Could you help me to point out the differences in the following sentences. for me both sentences imply same meaning.

The Restaurant , offers a broad range of locally caught fresh seafood, prime steak and meat dishes

The Restaurant , offers a wide range of locally caught fresh seafood, prime steak and meat dishes

  • Remove the comma after Restaurant, and add one after steak. You could use local instead of locally caught; put a comma after local. As for wide versus broad, it depends on whether you see the range as being a parcel of land (if, use wide), or as a roadway (if so, use broad); the difference is only metaphoric. – John Lawler Oct 13 '13 at 3:18
  • Sir, if i use wide variety, does it more close to the context of the sentence. – KItis Oct 13 '13 at 4:18

As pointed out by in John Lawyer's comment, there definitely should not be a comma after "Restaurant" and nor should there be a space in front of a comma).
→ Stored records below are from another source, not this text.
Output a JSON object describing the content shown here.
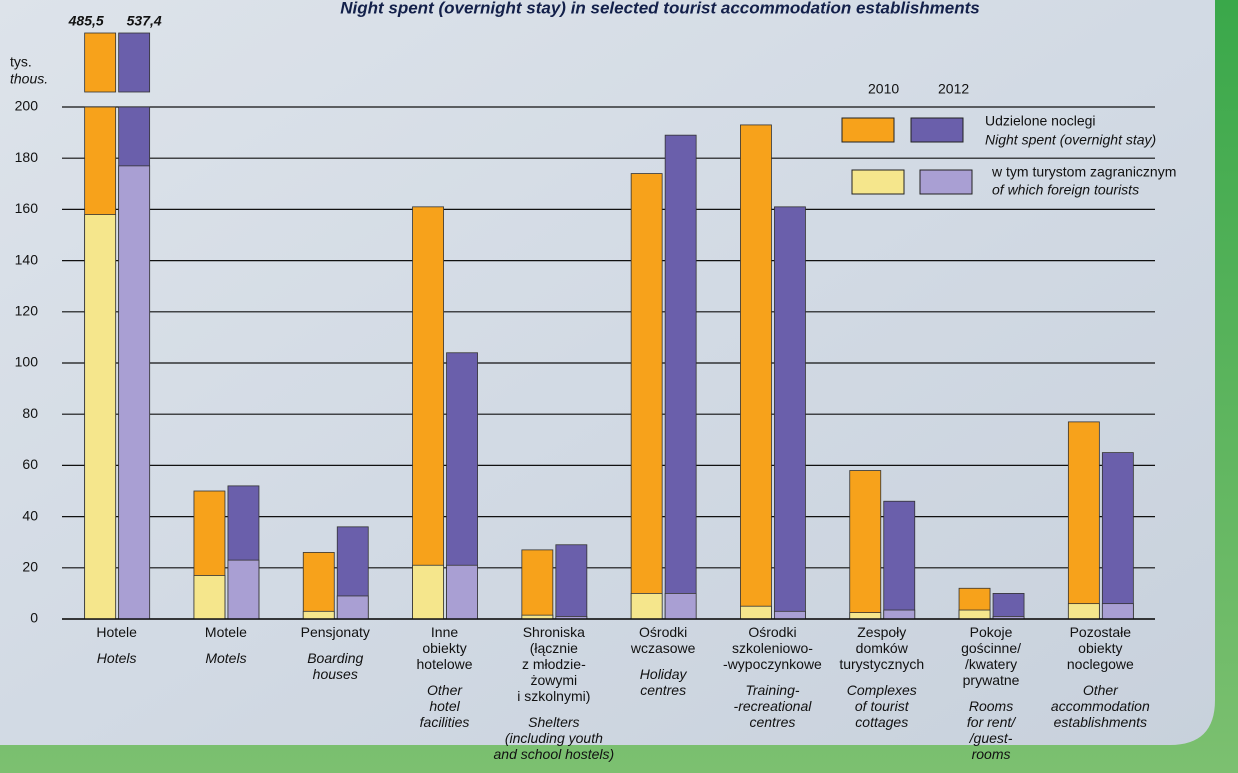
{
  "chart_data": {
    "type": "bar",
    "title": "Night spent (overnight stay) in selected tourist accommodation establishments",
    "y_label": [
      "tys.",
      "thous."
    ],
    "categories": [
      "Hotele",
      "Motele",
      "Pensjonaty",
      "Inne\nobiekty\nhotelowe",
      "Shroniska\n(łącznie\nz młodzie-\nżowymi\ni szkolnymi)",
      "Ośrodki\nwczasowe",
      "Ośrodki\nszkoleniowo-\n-wypoczynkowe",
      "Zespoły\ndomków\nturystycznych",
      "Pokoje\ngościnne/\n/kwatery\nprywatne",
      "Pozostałe\nobiekty\nnoclegowe"
    ],
    "categories_en": [
      "Hotels",
      "Motels",
      "Boarding\nhouses",
      "Other\nhotel\nfacilities",
      "Shelters\n(including youth\nand school hostels)",
      "Holiday\ncentres",
      "Training-\n-recreational\ncentres",
      "Complexes\nof tourist\ncottages",
      "Rooms\nfor rent/\n/guest-\nrooms",
      "Other\naccommodation\nestablishments"
    ],
    "series": [
      {
        "color": "#f7a21b",
        "values": [
          485.5,
          50,
          26,
          161,
          27,
          174,
          193,
          58,
          12,
          77
        ],
        "value_labels": [
          "485,5",
          null,
          null,
          null,
          null,
          null,
          null,
          null,
          null,
          null
        ]
      },
      {
        "color": "#6a5fab",
        "values": [
          537.4,
          52,
          36,
          104,
          29,
          189,
          161,
          46,
          10,
          65
        ],
        "value_labels": [
          "537,4",
          null,
          null,
          null,
          null,
          null,
          null,
          null,
          null,
          null
        ]
      },
      {
        "color": "#f5e68c",
        "values": [
          158,
          17,
          3,
          21,
          1.5,
          10,
          5,
          2.5,
          3.5,
          6
        ]
      },
      {
        "color": "#a99fd3",
        "values": [
          177,
          23,
          9,
          21,
          1,
          10,
          3,
          3.5,
          1,
          6
        ]
      }
    ],
    "legend": {
      "years": [
        "2010",
        "2012"
      ],
      "rows": [
        [
          "Udzielone noclegi",
          "Night spent (overnight stay)"
        ],
        [
          "w tym turystom zagranicznym",
          "of which foreign tourists"
        ]
      ]
    },
    "ylim": [
      0,
      200
    ],
    "yticks": [
      0,
      20,
      40,
      60,
      80,
      100,
      120,
      140,
      160,
      180,
      200
    ],
    "grid": true
  }
}
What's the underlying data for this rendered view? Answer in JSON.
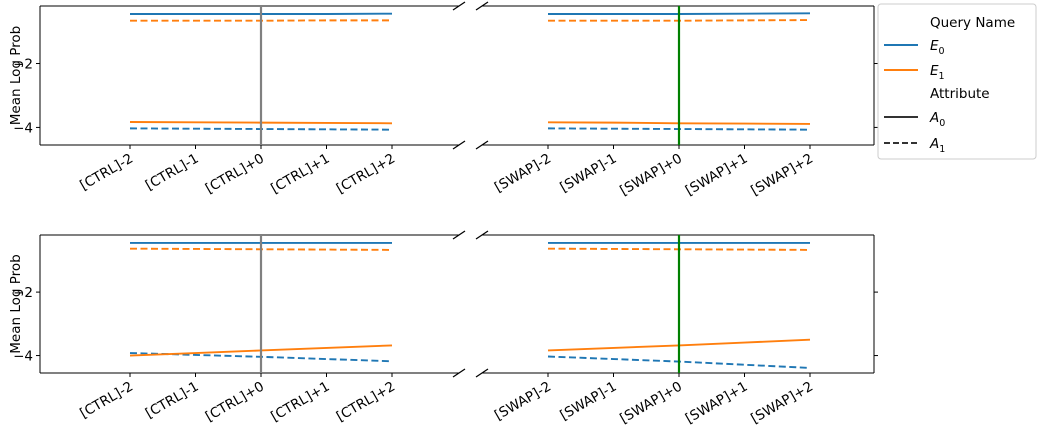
{
  "legend": {
    "title_query": "Query Name",
    "title_attribute": "Attribute",
    "entries_query": [
      {
        "base": "E",
        "sub": "0",
        "color": "#1f77b4"
      },
      {
        "base": "E",
        "sub": "1",
        "color": "#ff7f0e"
      }
    ],
    "entries_attribute": [
      {
        "base": "A",
        "sub": "0",
        "dash": "solid"
      },
      {
        "base": "A",
        "sub": "1",
        "dash": "dashed"
      }
    ]
  },
  "colors": {
    "E0": "#1f77b4",
    "E1": "#ff7f0e",
    "ctrl_vline": "#808080",
    "swap_vline": "#008000"
  },
  "chart_data": [
    {
      "type": "line",
      "row": 0,
      "ylabel": "Mean Log Prob",
      "ylim": [
        -4.55,
        -0.2
      ],
      "yticks": [
        -2,
        -4
      ],
      "ytick_labels": [
        "−2",
        "−4"
      ],
      "broken_x_axis": true,
      "panels": [
        {
          "name": "ctrl",
          "categories": [
            "[CTRL]-2",
            "[CTRL]-1",
            "[CTRL]+0",
            "[CTRL]+1",
            "[CTRL]+2"
          ],
          "vline_at": "[CTRL]+0",
          "series": [
            {
              "query": "E0",
              "attribute": "A0",
              "values": [
                -0.45,
                -0.45,
                -0.45,
                -0.45,
                -0.44
              ]
            },
            {
              "query": "E0",
              "attribute": "A1",
              "values": [
                -4.03,
                -4.04,
                -4.05,
                -4.06,
                -4.07
              ]
            },
            {
              "query": "E1",
              "attribute": "A0",
              "values": [
                -3.83,
                -3.84,
                -3.85,
                -3.86,
                -3.87
              ]
            },
            {
              "query": "E1",
              "attribute": "A1",
              "values": [
                -0.66,
                -0.66,
                -0.66,
                -0.65,
                -0.65
              ]
            }
          ]
        },
        {
          "name": "swap",
          "categories": [
            "[SWAP]-2",
            "[SWAP]-1",
            "[SWAP]+0",
            "[SWAP]+1",
            "[SWAP]+2"
          ],
          "vline_at": "[SWAP]+0",
          "series": [
            {
              "query": "E0",
              "attribute": "A0",
              "values": [
                -0.45,
                -0.45,
                -0.45,
                -0.44,
                -0.43
              ]
            },
            {
              "query": "E0",
              "attribute": "A1",
              "values": [
                -4.03,
                -4.04,
                -4.05,
                -4.06,
                -4.07
              ]
            },
            {
              "query": "E1",
              "attribute": "A0",
              "values": [
                -3.84,
                -3.85,
                -3.87,
                -3.88,
                -3.89
              ]
            },
            {
              "query": "E1",
              "attribute": "A1",
              "values": [
                -0.66,
                -0.66,
                -0.66,
                -0.65,
                -0.64
              ]
            }
          ]
        }
      ]
    },
    {
      "type": "line",
      "row": 1,
      "ylabel": "Mean Log Prob",
      "ylim": [
        -4.55,
        -0.2
      ],
      "yticks": [
        -2,
        -4
      ],
      "ytick_labels": [
        "−2",
        "−4"
      ],
      "broken_x_axis": true,
      "panels": [
        {
          "name": "ctrl",
          "categories": [
            "[CTRL]-2",
            "[CTRL]-1",
            "[CTRL]+0",
            "[CTRL]+1",
            "[CTRL]+2"
          ],
          "vline_at": "[CTRL]+0",
          "series": [
            {
              "query": "E0",
              "attribute": "A0",
              "values": [
                -0.45,
                -0.45,
                -0.45,
                -0.45,
                -0.45
              ]
            },
            {
              "query": "E0",
              "attribute": "A1",
              "values": [
                -3.92,
                -3.98,
                -4.04,
                -4.11,
                -4.18
              ]
            },
            {
              "query": "E1",
              "attribute": "A0",
              "values": [
                -4.0,
                -3.92,
                -3.84,
                -3.76,
                -3.68
              ]
            },
            {
              "query": "E1",
              "attribute": "A1",
              "values": [
                -0.63,
                -0.64,
                -0.65,
                -0.66,
                -0.67
              ]
            }
          ]
        },
        {
          "name": "swap",
          "categories": [
            "[SWAP]-2",
            "[SWAP]-1",
            "[SWAP]+0",
            "[SWAP]+1",
            "[SWAP]+2"
          ],
          "vline_at": "[SWAP]+0",
          "series": [
            {
              "query": "E0",
              "attribute": "A0",
              "values": [
                -0.45,
                -0.45,
                -0.45,
                -0.45,
                -0.45
              ]
            },
            {
              "query": "E0",
              "attribute": "A1",
              "values": [
                -4.03,
                -4.11,
                -4.19,
                -4.29,
                -4.39
              ]
            },
            {
              "query": "E1",
              "attribute": "A0",
              "values": [
                -3.84,
                -3.76,
                -3.68,
                -3.59,
                -3.5
              ]
            },
            {
              "query": "E1",
              "attribute": "A1",
              "values": [
                -0.63,
                -0.64,
                -0.65,
                -0.66,
                -0.67
              ]
            }
          ]
        }
      ]
    }
  ]
}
Apart from that, (as a Brit) I see absolutely no difference in meaning between the two sentences:

  • I perceive no difference between wide and broad in this context.
  • Nor do I perceive any difference between range and variety in this context. Personally, I do not think assortment (as suggested in another answer) is so appropriate in this context for reasons I find difficult to explain: it just does not seem so idiomatic.)

Being pedantic:

  • "Restaurant" should not be capitalised: it is not a proper noun.
  • You could say "other meat dishes", because "prime steak" is also a meat dish.
  • I think a comma after "steak" (as suggested by John Lawyer) would be desirable.

"wide range" seems more natural. The two words are synonyms: a river can be broad or wide. In your particular sentence, "wide range" is more commonly used.

A Web search for "broad range" turns up nothing useful; "wide range", at least hundreds of hits.